We did a family improv night and one of the prompts was: Sam, Bucky and Zemo waiting in line for a roller coaster. The kids are still getting the hang of improv, so they weren’t able to take the scene very far. I, on the other hand, may have gone beyond… I ended up sending my daughter a series of texts that I’ve reproduced here.
ZEMO: James, will you please hold my hand? This roller coaster looks frightening.
SAM: I’m gonna just fly over it…
BUCKY: How is that fun?
ZEMO: How is riding it fun?
BUCKY: It won’t be, with you. Let go of my hand.
ZEMO: It’s better if I hold the other one?
BUCKY: Sure, if you want me to crush your hand.
SAM: I’m out.
BUCKY: Don’t leave me with him!
SAM: I’m gonna get a sno-cone
ZEMO: I would like cherry.
BUCKY: No one asked you.
ZEMO looks pained.
SAM: It’s fine, what flavor do you want?
SAM: Be right back.
BUCKY: What flavor is that?
SAM: Bubble gum. You want a bite?
ZEMO: Try my cherry.
BUCKY: I’m not going to try your cherry.
SAM: Be nice, man, it’s his first amusement park.
ZEMO: See, James? You should hold my hand.

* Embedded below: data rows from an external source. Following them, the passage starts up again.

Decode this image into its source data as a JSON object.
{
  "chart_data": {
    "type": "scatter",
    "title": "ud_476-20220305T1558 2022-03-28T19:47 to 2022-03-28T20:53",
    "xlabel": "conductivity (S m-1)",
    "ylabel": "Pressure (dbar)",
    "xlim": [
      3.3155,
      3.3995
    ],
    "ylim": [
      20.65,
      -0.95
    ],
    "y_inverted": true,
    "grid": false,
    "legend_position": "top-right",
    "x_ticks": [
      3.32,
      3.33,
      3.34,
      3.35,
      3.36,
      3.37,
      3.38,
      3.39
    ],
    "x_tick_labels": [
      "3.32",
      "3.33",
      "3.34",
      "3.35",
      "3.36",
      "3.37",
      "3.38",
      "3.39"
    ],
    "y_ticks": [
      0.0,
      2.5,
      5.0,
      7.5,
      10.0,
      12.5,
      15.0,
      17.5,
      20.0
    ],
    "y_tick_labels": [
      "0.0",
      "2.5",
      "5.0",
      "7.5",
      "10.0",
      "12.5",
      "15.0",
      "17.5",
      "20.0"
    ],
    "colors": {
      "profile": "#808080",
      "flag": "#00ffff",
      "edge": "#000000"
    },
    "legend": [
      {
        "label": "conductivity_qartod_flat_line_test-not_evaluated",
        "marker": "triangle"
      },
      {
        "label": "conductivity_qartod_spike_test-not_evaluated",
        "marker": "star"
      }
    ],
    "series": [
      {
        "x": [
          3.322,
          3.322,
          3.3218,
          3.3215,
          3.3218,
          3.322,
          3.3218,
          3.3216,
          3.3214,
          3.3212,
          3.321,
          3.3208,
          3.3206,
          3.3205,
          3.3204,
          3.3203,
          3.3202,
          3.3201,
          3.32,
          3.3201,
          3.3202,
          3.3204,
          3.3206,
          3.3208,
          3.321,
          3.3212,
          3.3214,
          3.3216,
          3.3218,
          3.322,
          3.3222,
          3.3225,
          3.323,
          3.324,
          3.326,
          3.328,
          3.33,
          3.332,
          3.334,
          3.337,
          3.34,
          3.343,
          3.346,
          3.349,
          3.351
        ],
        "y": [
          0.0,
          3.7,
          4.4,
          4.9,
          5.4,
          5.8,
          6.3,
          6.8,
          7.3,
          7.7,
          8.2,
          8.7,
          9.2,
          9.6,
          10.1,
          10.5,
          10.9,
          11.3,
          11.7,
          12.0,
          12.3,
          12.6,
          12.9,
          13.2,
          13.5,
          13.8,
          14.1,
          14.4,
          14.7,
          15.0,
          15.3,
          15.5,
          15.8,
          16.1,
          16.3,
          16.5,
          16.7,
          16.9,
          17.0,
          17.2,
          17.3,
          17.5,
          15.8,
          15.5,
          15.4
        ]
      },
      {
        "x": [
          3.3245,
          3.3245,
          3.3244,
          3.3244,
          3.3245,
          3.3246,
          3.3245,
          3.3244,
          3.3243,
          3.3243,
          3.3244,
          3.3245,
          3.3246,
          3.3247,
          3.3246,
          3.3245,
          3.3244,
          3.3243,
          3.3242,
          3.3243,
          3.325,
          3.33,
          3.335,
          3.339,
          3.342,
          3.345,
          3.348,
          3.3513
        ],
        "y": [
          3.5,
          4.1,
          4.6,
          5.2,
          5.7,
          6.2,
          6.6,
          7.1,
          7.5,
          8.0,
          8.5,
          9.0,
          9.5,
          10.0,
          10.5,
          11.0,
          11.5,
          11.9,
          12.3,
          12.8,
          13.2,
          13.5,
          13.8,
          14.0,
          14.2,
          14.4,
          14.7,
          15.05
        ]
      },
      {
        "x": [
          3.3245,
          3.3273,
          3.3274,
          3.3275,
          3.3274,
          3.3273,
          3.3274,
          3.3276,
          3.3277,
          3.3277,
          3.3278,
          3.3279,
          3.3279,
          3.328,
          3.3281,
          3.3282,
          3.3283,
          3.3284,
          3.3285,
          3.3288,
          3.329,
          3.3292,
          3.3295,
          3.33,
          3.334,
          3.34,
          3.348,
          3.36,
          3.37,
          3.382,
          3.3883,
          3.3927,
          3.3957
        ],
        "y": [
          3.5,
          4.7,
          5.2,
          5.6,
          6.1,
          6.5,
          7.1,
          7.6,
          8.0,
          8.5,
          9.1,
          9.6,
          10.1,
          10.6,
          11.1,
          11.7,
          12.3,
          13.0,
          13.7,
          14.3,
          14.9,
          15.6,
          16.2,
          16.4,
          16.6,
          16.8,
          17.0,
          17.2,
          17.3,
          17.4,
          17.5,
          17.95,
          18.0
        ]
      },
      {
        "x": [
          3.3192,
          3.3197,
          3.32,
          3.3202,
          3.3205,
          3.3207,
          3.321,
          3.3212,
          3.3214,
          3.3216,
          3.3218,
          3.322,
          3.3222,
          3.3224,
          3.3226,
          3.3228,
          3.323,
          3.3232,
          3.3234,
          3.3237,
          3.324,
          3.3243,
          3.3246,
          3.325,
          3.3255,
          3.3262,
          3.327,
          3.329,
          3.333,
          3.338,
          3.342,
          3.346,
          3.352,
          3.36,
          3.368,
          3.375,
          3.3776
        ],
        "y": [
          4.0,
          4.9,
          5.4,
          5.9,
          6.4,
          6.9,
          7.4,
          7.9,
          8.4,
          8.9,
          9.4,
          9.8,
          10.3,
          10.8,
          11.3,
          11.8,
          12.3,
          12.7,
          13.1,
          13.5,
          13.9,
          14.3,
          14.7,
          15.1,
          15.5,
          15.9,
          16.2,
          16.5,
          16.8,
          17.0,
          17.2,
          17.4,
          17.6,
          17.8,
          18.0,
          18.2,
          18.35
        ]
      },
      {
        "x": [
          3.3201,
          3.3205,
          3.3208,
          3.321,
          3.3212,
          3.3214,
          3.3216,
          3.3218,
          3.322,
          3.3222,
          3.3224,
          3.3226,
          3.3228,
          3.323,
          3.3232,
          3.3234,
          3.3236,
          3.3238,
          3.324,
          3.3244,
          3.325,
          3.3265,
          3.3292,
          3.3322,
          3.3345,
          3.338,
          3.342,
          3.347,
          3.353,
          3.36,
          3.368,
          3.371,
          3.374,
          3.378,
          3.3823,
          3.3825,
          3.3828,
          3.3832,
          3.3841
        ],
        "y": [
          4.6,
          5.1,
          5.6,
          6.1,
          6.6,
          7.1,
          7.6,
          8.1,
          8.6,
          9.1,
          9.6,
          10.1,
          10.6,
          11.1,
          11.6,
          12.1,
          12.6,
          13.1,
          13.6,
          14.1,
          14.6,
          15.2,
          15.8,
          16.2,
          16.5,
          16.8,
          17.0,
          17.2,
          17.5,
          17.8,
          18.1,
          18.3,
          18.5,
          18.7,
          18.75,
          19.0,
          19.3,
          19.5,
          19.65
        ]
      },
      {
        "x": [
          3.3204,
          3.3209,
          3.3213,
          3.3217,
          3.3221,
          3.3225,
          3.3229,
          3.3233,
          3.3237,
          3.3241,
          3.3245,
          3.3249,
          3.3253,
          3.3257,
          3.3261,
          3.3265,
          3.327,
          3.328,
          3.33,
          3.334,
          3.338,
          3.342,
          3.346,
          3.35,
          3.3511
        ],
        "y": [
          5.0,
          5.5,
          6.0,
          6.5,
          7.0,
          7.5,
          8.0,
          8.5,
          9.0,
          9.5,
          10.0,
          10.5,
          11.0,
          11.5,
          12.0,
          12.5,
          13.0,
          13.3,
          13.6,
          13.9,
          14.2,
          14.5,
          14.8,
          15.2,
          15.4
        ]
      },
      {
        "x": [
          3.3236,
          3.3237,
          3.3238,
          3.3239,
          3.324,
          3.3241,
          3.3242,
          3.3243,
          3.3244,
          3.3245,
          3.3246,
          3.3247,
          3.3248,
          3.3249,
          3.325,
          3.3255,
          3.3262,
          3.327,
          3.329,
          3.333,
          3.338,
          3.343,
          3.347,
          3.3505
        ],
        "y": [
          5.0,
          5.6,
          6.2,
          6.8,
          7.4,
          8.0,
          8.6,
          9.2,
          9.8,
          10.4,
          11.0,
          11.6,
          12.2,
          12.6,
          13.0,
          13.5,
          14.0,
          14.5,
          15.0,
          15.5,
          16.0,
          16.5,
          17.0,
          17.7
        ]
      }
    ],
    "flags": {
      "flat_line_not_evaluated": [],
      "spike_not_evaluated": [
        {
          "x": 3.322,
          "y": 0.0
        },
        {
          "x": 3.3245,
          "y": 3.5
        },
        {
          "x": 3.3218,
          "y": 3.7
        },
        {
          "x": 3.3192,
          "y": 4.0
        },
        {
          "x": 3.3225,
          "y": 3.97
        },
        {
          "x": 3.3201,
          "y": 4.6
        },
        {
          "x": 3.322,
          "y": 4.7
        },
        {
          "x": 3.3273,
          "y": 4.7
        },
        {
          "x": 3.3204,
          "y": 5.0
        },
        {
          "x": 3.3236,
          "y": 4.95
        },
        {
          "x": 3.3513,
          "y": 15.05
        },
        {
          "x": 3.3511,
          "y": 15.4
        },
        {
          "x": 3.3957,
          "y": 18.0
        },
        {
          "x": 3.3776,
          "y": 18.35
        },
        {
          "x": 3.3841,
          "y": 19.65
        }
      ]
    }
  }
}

BUCKY: What, like you’re five?
SAM: You’re both acting like children.
BUCKY: Says the man too afraid to ride the roller coaster.
SAM: I just got you a sno-cone.
ZEMO: Show him some respect, James.
BUCKY: I’m about to show you some respect with my fist. Which is the only way you’re going to feel my hand.
ZEMO: Can I at least taste your grape?
BUCKY and SAM: No!
BUCKY: You really did just fly over the track.
SAM: There wasn’t enough room for three across and I didn’t want to sit alone.
BUCKY: They’d put someone next to you.
SAM: How is that better?
ZEMO: What is “funnel cake”?
SAM: We’re going to eat our way through this entire park…
ZEMO: But no Turkish delight…
SAM: That’s not a regular thing most places.
ZEMO: How unfortunate. (beat) This salt-water taffy is almost as good.
BUCKY: Here, have a few more. No, more than that—
SAM: Wh-why are you force feeding him taffy, now?
BUCKY: I’m hoping it’ll glue his jaws shut.